We were not able to answer every question during the training, and this blog provides answers to all the questions. We thought you all might be interested in reading through them to find ones that will help you with your work.
How can I make a graphic overlapping two pair of data with different delta X?
To overlay two datasets that have different X values, you have two options:
- Use Data>Alter>Specify Equations to normalize the X variable. You can then plot both datasets in the same frame.
- Use two different frames. Load each dataset into a separate frame and then overlay the frames. Use Frame>Edit Current Frame to make the frame background transparent.
How do I pull out a single variable from a pre-formatted Tecplot dataset and plot it as line vs time?
If I have understood the question correctly, after you load the data, you can use the Tools>Probe. This command creates a time-series function to plot the values at a specific point through time. You can also use the Analyze>Perform Integration tool to create a line plot of an integrated variable versus time.
Can I input exact geometries to extract? For example, can I define a rectangle by coordinates and then extract geometry over time?
Yes, you can do this using our scripting layer. See the macro command, $!ExtractFromPolyline, in the Tecplot Scripting Guide.
If you prefer Python, use the script, tecplot.data.extract.extract_line(), in the PyTecplot Reference Manual.
Could you do a seminar on PyTecplot?
We have many tutorials and webinars on PyTecplot. Here is a list of the resources available on our website. And we will most likely do a future online training on PyTecplot!
- Webinars and Video Tutorials
- How to and Informational Blogs
- Documentation, Installation, Python Scripts
Which export format do you recommend?
Tecplot binary files (.plt or .szplt) are recommended for importing and exporting Tecplot 360 data. See our blog on Comparison of Data File Formats.
If you are asking about image and animation export formats, here is our advice. The vector image formats EPS and PostScript will give you the clearest high-resolution images for printing and publications.
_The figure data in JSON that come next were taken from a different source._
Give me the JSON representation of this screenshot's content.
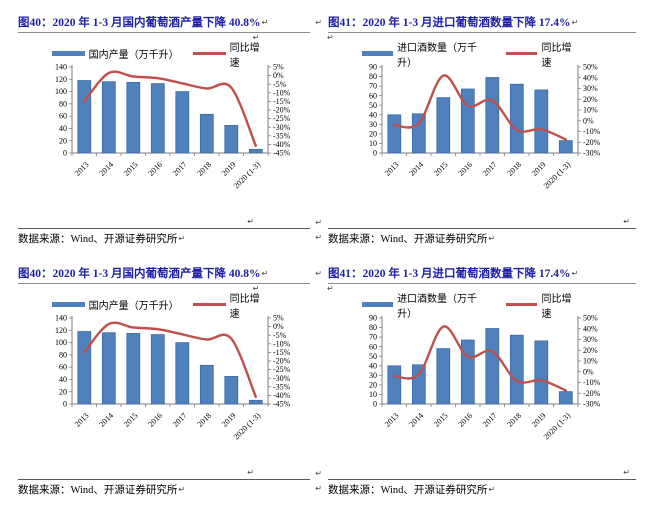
{
  "page": {
    "background": "#FFFFFF"
  },
  "marks": {
    "pilcrow": "↵"
  },
  "colors": {
    "title_blue": "#1E1EA8",
    "bar_blue": "#4F81BD",
    "bar_border": "#3B69A5",
    "line_red": "#C0504D",
    "rule_gray": "#8C8C8C",
    "source_rule": "#595959",
    "axis_gray": "#7F7F7F",
    "text_black": "#000000"
  },
  "figures": [
    {
      "title": "图40：2020 年 1-3 月国内葡萄酒产量下降 40.8%",
      "legend_bar": "国内产量（万千升）",
      "legend_line": "同比增速",
      "source": "数据来源：Wind、开源证券研究所"
    },
    {
      "title": "图41：2020 年 1-3 月进口葡萄酒数量下降 17.4%",
      "legend_bar": "进口酒数量（万千升）",
      "legend_line": "同比增速",
      "source": "数据来源：Wind、开源证券研究所"
    },
    {
      "title": "图40：2020 年 1-3 月国内葡萄酒产量下降 40.8%",
      "legend_bar": "国内产量（万千升）",
      "legend_line": "同比增速",
      "source": "数据来源：Wind、开源证券研究所"
    },
    {
      "title": "图41：2020 年 1-3 月进口葡萄酒数量下降 17.4%",
      "legend_bar": "进口酒数量（万千升）",
      "legend_line": "同比增速",
      "source": "数据来源：Wind、开源证券研究所"
    }
  ],
  "chart_data": [
    {
      "type": "bar",
      "title": "图40：2020 年 1-3 月国内葡萄酒产量下降 40.8%",
      "categories": [
        "2013",
        "2014",
        "2015",
        "2016",
        "2017",
        "2018",
        "2019",
        "2020 (1-3)"
      ],
      "series": [
        {
          "name": "国内产量（万千升）",
          "type": "bar",
          "axis": "left",
          "values": [
            118,
            116,
            115,
            113,
            100,
            63,
            45,
            6
          ]
        },
        {
          "name": "同比增速",
          "type": "line",
          "axis": "right",
          "values": [
            -15,
            1.5,
            -0.5,
            -1.5,
            -4.5,
            -7.5,
            -7,
            -40.8
          ]
        }
      ],
      "left_axis": {
        "min": 0,
        "max": 140,
        "ticks": [
          "140",
          "120",
          "100",
          "80",
          "60",
          "40",
          "20",
          "0"
        ]
      },
      "right_axis": {
        "min": -45,
        "max": 5,
        "ticks": [
          "5%",
          "0%",
          "-5%",
          "-10%",
          "-15%",
          "-20%",
          "-25%",
          "-30%",
          "-35%",
          "-40%",
          "-45%"
        ]
      },
      "grid": false,
      "legend_position": "top"
    },
    {
      "type": "bar",
      "title": "图41：2020 年 1-3 月进口葡萄酒数量下降 17.4%",
      "categories": [
        "2013",
        "2014",
        "2015",
        "2016",
        "2017",
        "2018",
        "2019",
        "2020 (1-3)"
      ],
      "series": [
        {
          "name": "进口酒数量（万千升）",
          "type": "bar",
          "axis": "left",
          "values": [
            40,
            41,
            58,
            67,
            79,
            72,
            66,
            13
          ]
        },
        {
          "name": "同比增速",
          "type": "line",
          "axis": "right",
          "values": [
            -4,
            -2.5,
            42,
            14,
            19,
            -8.5,
            -8,
            -17.4
          ]
        }
      ],
      "left_axis": {
        "min": 0,
        "max": 90,
        "ticks": [
          "90",
          "80",
          "70",
          "60",
          "50",
          "40",
          "30",
          "20",
          "10",
          "0"
        ]
      },
      "right_axis": {
        "min": -30,
        "max": 50,
        "ticks": [
          "50%",
          "40%",
          "30%",
          "20%",
          "10%",
          "0%",
          "-10%",
          "-20%",
          "-30%"
        ]
      },
      "grid": false,
      "legend_position": "top"
    },
    {
      "type": "bar",
      "title": "图40：2020 年 1-3 月国内葡萄酒产量下降 40.8%",
      "categories": [
        "2013",
        "2014",
        "2015",
        "2016",
        "2017",
        "2018",
        "2019",
        "2020 (1-3)"
      ],
      "series": [
        {
          "name": "国内产量（万千升）",
          "type": "bar",
          "axis": "left",
          "values": [
            118,
            116,
            115,
            113,
            100,
            63,
            45,
            6
          ]
        },
        {
          "name": "同比增速",
          "type": "line",
          "axis": "right",
          "values": [
            -15,
            1.5,
            -0.5,
            -1.5,
            -4.5,
            -7.5,
            -7,
            -40.8
          ]
        }
      ],
      "left_axis": {
        "min": 0,
        "max": 140,
        "ticks": [
          "140",
          "120",
          "100",
          "80",
          "60",
          "40",
          "20",
          "0"
        ]
      },
      "right_axis": {
        "min": -45,
        "max": 5,
        "ticks": [
          "5%",
          "0%",
          "-5%",
          "-10%",
          "-15%",
          "-20%",
          "-25%",
          "-30%",
          "-35%",
          "-40%",
          "-45%"
        ]
      },
      "grid": false,
      "legend_position": "top"
    },
    {
      "type": "bar",
      "title": "图41：2020 年 1-3 月进口葡萄酒数量下降 17.4%",
      "categories": [
        "2013",
        "2014",
        "2015",
        "2016",
        "2017",
        "2018",
        "2019",
        "2020 (1-3)"
      ],
      "series": [
        {
          "name": "进口酒数量（万千升）",
          "type": "bar",
          "axis": "left",
          "values": [
            40,
            41,
            58,
            67,
            79,
            72,
            66,
            13
          ]
        },
        {
          "name": "同比增速",
          "type": "line",
          "axis": "right",
          "values": [
            -4,
            -2.5,
            42,
            14,
            19,
            -8.5,
            -8,
            -17.4
          ]
        }
      ],
      "left_axis": {
        "min": 0,
        "max": 90,
        "ticks": [
          "90",
          "80",
          "70",
          "60",
          "50",
          "40",
          "30",
          "20",
          "10",
          "0"
        ]
      },
      "right_axis": {
        "min": -30,
        "max": 50,
        "ticks": [
          "50%",
          "40%",
          "30%",
          "20%",
          "10%",
          "0%",
          "-10%",
          "-20%",
          "-30%"
        ]
      },
      "grid": false,
      "legend_position": "top"
    }
  ]
}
If you are sharing your images online, JPEG, PNG are best because they will be easier to render and the files sizes will be smaller. Here is a short blog on Exporting Image File Formats.
For movies, we find that MP4 works well for us. The format you choose will certainly depend on where you will be using the video.
Can Tecplot 360 import CFD++ data directly?
CFD++ exports directly to Tecplot binary format (.plt), and we recommend that. Tecplot 360 is compatible with many other file formats. Here is a short video tutorial on Loading Your Data. And here is a link to all Tecplot 360 compatible file formats.
Can Tecplot 360 read Autodesk CFD files?
Tecplot 360 does not have a direct loader for Autodesk CFD files. We can read STL files, so if you’re bringing in a geometry, we can read the STL format. If you are having trouble loading your data, please contact our support staff (firstname.lastname@example.org), and we’ll see if we help you.
If I switch to a predefined view in 3D (let’s say an XY view), can I control the direction of the view?
I believe you are referring to the Snap to orientation view in the plot sidebar. Yes, once you snap to an orientation view, you can manipulate the plot as usual. The Snap to orientation views are quick shortcuts to get to a certain view.
Can you integrate the pressure along the wing surface to get the net force?
Yes. You do that with the Analyze>Perform Integration menu, which opens the Integrate dialog. Then you can do integrations, and calculate forces and moments. Here are a couple of links that can walk you through calculating forces:
In a map view of a terrain where Z changes with X and Y, can Tecplot 360 show an X, Y view of only the top most layer nodes? Sometimes it shows contours underlying the layers.
This is an interesting question. In coastal and ocean modeling, for example, if you load FVCOM data, which have X, Y and Z dimensions, and show a 2D plot, Tecplot 360 has no awareness of depth in that 2D view. The Z axis must be assigned to tell Tecplot 360 whether to show the top nodes or the bottom nodes. If you want to see a top down view, change to a 3D plot and assign the Z axis for a top down view.
Can I do a derivation of the variables in the equation editor?
Yes, go to Data>Alter>Specify Equations to open the Specify Equations dialog. Click on the Help menu, which opens the equations page in the Tecplot 360 User’s Manual. This Help page has links to the equation syntax. There you will see a list of the different expressions and operators you can use. The page also tells you how to do different derivative and differencing functions, if you want a derivative of an existing variable.
Export image and video formats seem to lose some quality compared to what I see in the Tecplot GUI. Can you give me some suggestions?
The first thing to try is to check the anti-aliasing box and set it to three (3). Antialiasing will smooth out the lines and the text. However, there will still be some differences in the onscreen vs. the exported images. Tecplot 360 uses one branch of code for onscreen rendering, and a different branch when exporting. I recommend exporting larger images with anti-aliasing.
Is there a way to find the location of the maximum or minimum value of a variable?
This capability is not built into the Tecplot 360 GUI (graphical user interface), but can be done with our Python API, PyTecplot. A script to highlight the maximum point is available on our GitHub page. More information can be found in our user manuals, installation, getting started, scripting and quick reference guides in our Tecplot Product Documentation.